Graduates are prepared for roles in community mental health, integrated healthcare, schools, child and family services, aging and disability services, hospitals, nonprofits, and public agencies. The advanced generalist design supports preparation for clinical licensure while equipping graduates to lead ethically, use data for improvement, and partner with communities to dismantle oppressive systems.
The mission of the Master of Social Work Program is to prepare professional social workers through rigorous, community-engaged, and critically reflexive teaching and learning.

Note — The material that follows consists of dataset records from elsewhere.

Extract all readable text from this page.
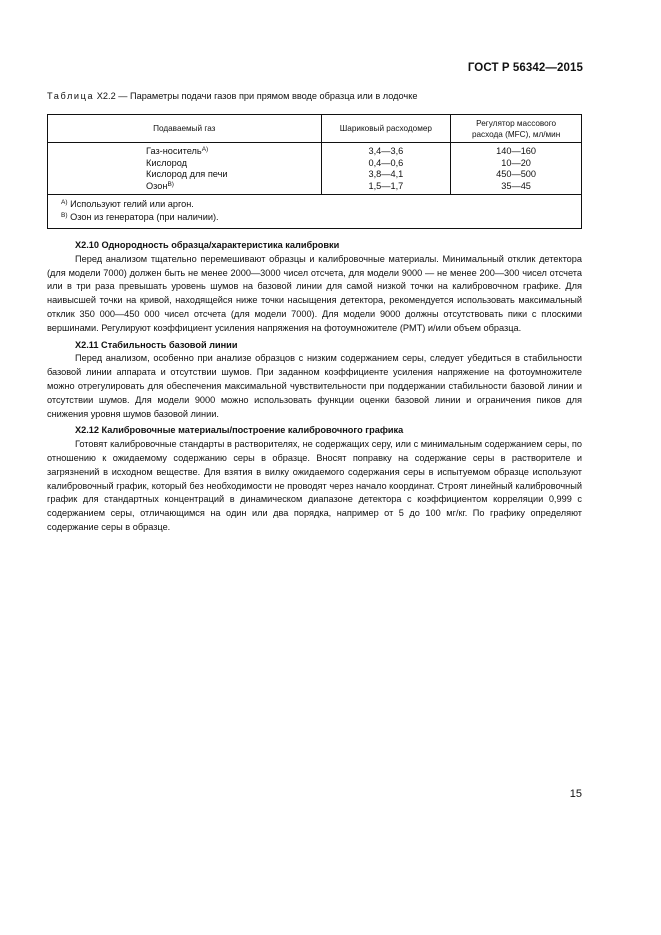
ГОСТ Р 56342—2015
Таблица X2.2 — Параметры подачи газов при прямом вводе образца или в лодочке
Подаваемый газ	Шариковый расходомер	Регулятор массового расхода (MFC), мл/мин
Газ-носитель$^{A)}$	3,4—3,6	140—160
Кислород	0,4—0,6	10—20
Кислород для печи	3,8—4,1	450—500
Озон$^{B)}$	1,5—1,7	35—45

$^{A)}$ Используют гелий или аргон.
$^{B)}$ Озон из генератора (при наличии).		
X2.10 Однородность образца/характеристика калибровки

Перед анализом тщательно перемешивают образцы и калибровочные материалы. Минимальный отклик детектора (для модели 7000) должен быть не менее 2000—3000 чисел отсчета, для модели 9000 — не менее 200—300 чисел отсчета или в три раза превышать уровень шумов на базовой линии для самой низкой точки на калибровочном графике. Для наивысшей точки на кривой, находящейся ниже точки насыщения детектора, рекомендуется использовать максимальный отклик 350 000—450 000 чисел отсчета (для модели 7000). Для модели 9000 должны отсутствовать пики с плоскими вершинами. Регулируют коэффициент усиления напряжения на фотоумножителе (PMT) и/или объем образца.

X2.11 Стабильность базовой линии

Перед анализом, особенно при анализе образцов с низким содержанием серы, следует убедиться в стабильности базовой линии аппарата и отсутствии шумов. При заданном коэффициенте усиления напряжение на фотоумножителе можно отрегулировать для обеспечения максимальной чувствительности при поддержании стабильности базовой линии и отсутствии шумов. Для модели 9000 можно использовать функции оценки базовой линии и ограничения пиков для снижения уровня шумов базовой линии.

X2.12 Калибровочные материалы/построение калибровочного графика

Готовят калибровочные стандарты в растворителях, не содержащих серу, или с минимальным содержанием серы, по отношению к ожидаемому содержанию серы в образце. Вносят поправку на содержание серы в растворителе и загрязнений в исходном веществе. Для взятия в вилку ожидаемого содержания серы в испытуемом образце используют калибровочный график, который без необходимости не проводят через начало координат. Строят линейный калибровочный график для стандартных концентраций в динамическом диапазоне детектора с коэффициентом корреляции 0,999 с содержанием серы, отличающимся на один или два порядка, например от 5 до 100 мг/кг. По графику определяют содержание серы в образце.

15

Grounded in racial, economic, environmental, and social justice, and informed by and for those at the social margins locally, nationally, and globally, our MSW Program continually adapts to emerging person-in-environment realities, aligning our purpose, aspirations, and practice with evolving individual and community needs.
Program Goals
- Prepare ethical, competent MSW practitioners.
- Deliver a rigorous curriculum that develops mastery of the CSWE EPAS competencies; grounds students in the NASW Code of Ethics; and equips graduates to practice, advocate, and lead across micro, mezzo, and macro settings with an anti-racist and anti-oppressive lens as Master level Social Work Practitioners.
- Recruit and retain a diverse student body.
- Enroll and support qualified students from diverse racial, cultural, socioeconomic, and linguistic backgrounds, including students with disabilities, through equitable admissions, financial and academic supports, and an affirming climate.
- Foster an inclusive, accessible learning community.
- Build a classroom and practicum culture that uses Universal Design for Learning, accessible technologies, and collaborative pedagogy to ensure full participation and belonging for all students.
- Integrate community-engaged and experiential learning.
- Create structured opportunities, courses, practicum education, and co-curricular activities for students to learn with and from diverse individuals and communities, emphasizing strengths-based, culturally responsive, and community-driven practice.
- Continuously improve through stakeholder feedback.
- Use regular input from students, the advisory committee, field instructors, site supervisors, community partners, alumni, and employers to assess outcomes and make timely program improvements.
Academic Program Director: Danny Carroll, Assistant professor, Miller Hall 316B, 360-650-2210, carrold@wwu.edu
Application Information
Admit Quarters: Fall
Application Deadlines: Priority deadline: April 1; Final deadline: Junen 1.
Candidates must meet the requirements of the Graduate School in addition to the following departmental requirements:
- Three current references
- A current résumé
- A Statement of Purpose
- A personal interview with MSW Program Faculty.
- A signed statement indicating an understanding and intention to comply with the MSW program’s policies, expectations for academic and professional performance, and the NASW Code of Ethics.
- Successful completion of the program background check. Please note that no applicant who has been convicted of sex offenses against children shall be eligible for admission or continuation into the MSW program.
- Access to a computer, the necessary software, and computer competencies are required.
Please upload supporting materials with the application.